Nast tried to find work as an American consul in Europe and was unsuccessful, but, in 1902, President Theodore Roosevelt, who was a fan of the artist, appointed him consul in Ecuador.  Just five months into the job, Nast succumbed to yellow fever during an epidemic.  He was 62 years old.

Little remembered now, but well-known in his time, was the illustrator Thomas Worth.  Worth (1834-1917), a native of New York, was highly productive and proficient in his work and was initially known for his lithographed drawings for the famed firm of Currier and Ives.  Unfortunately, his best-regarded work was in the “Darktown” series which caricatured blacks in racist ways that were common for the era, but reprehensible in our own.   One of his prints in this series sold some 73,000 copies, an astounding figure for the era, but emblematic of the racism that permeated America.

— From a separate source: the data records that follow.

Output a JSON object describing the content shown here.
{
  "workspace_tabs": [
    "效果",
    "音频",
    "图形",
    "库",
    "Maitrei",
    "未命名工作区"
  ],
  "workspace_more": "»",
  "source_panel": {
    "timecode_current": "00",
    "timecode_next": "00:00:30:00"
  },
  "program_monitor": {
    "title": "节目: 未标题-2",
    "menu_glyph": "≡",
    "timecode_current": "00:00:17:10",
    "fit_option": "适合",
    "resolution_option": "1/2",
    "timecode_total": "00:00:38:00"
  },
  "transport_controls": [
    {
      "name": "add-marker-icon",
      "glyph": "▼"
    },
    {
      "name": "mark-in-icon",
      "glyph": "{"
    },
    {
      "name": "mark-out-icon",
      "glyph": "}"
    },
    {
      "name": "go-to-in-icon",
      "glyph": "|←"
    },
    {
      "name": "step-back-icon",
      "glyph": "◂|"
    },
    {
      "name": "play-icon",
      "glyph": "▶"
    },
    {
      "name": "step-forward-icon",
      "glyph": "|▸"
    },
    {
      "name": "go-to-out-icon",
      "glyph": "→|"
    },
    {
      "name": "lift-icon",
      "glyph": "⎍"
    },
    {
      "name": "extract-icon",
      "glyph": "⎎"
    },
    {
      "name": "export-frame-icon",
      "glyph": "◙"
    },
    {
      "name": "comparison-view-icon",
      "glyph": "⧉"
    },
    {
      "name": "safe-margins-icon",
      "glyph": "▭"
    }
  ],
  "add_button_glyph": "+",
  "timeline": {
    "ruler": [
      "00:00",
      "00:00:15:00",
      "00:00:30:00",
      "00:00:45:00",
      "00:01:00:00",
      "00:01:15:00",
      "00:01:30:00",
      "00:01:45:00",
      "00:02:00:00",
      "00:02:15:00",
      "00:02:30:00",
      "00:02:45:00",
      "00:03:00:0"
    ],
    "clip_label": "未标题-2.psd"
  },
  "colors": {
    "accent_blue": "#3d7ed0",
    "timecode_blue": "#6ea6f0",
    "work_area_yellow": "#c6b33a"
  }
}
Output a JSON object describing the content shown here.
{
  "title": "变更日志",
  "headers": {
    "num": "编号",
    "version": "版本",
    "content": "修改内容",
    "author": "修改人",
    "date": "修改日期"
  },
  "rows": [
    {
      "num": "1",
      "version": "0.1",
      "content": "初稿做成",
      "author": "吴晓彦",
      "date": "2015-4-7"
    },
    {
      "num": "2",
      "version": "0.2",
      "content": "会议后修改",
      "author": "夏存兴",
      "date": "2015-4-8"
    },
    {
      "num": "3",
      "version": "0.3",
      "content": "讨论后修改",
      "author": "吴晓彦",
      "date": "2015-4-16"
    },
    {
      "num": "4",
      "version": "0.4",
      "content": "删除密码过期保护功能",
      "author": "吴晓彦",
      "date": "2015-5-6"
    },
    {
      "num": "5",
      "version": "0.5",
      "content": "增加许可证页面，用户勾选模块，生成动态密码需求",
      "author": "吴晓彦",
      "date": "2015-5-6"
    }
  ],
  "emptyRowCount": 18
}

Worth also worked extensively for the Harper Brothers, publishers of Harper’s Weekly, the masthead of which appears to be a Worth design, and contributed a great many illustrations to that publication over the course of many decades.  He also was prolific with renderings for the cheaply produced but highly popular dime novels of the late 19th century.  Not much is known about Worth, though one contemporary was quoted as saying that, “he liked good company and had an impressive capacity for liquor.”

This 6 January 1877 Harper’s Weekly print by Thomas Worth from the Homestead’s collection, “Santa Claus Round the World”, showed Santa’s work in Europe, Asia, America and Africa, but the latter portrayed prevailing racist stereotypes that permeated Worth’s work and attitudes of most Americans in the period.

The 6 January 1877 edition of Harper’s Weekly has a Worth-created drawing called “Santa Claus Round the World.”  In the center is a St. Nick not too different from the style of Nast, depicting a rotund, heavily bearded and quite jolly looking Kris Kringle holding a large platter of food and drink with present-filled stockings dangling from the sides.

At the four corners (literally, of the world) are vignettes showing Santa in Europe, Asia, America and Africa.  While the first shows a stocking bursting with gifts hanging from a fireplace mantel, the second shows Santa handing gifts to Arab, Chinese and Japanese gentlemen, and the third has Uncle Sam peering at a turkey stuffed into a pair of stockings, the last shows Worth’s unashed racism.  It depicts Santa handing minstrel clothing and a banjo to a dancing tribesman with exaggerated facial features, such as protruding lips.  The image shows that the Christmas holidays, the developing peak of Christian America, were anything but immune to the degrading racism of the period.

Worth and Nast were, in that regard, polar (pardon the pun) opposites.  While Nast, as noted above, drew very pointed anti-slavery cartoons during the Civil War, Worth embodied prejudices that reflected the majority view of their times.  It is Nast, however, who is remembered today, while Worth is all but forgotten.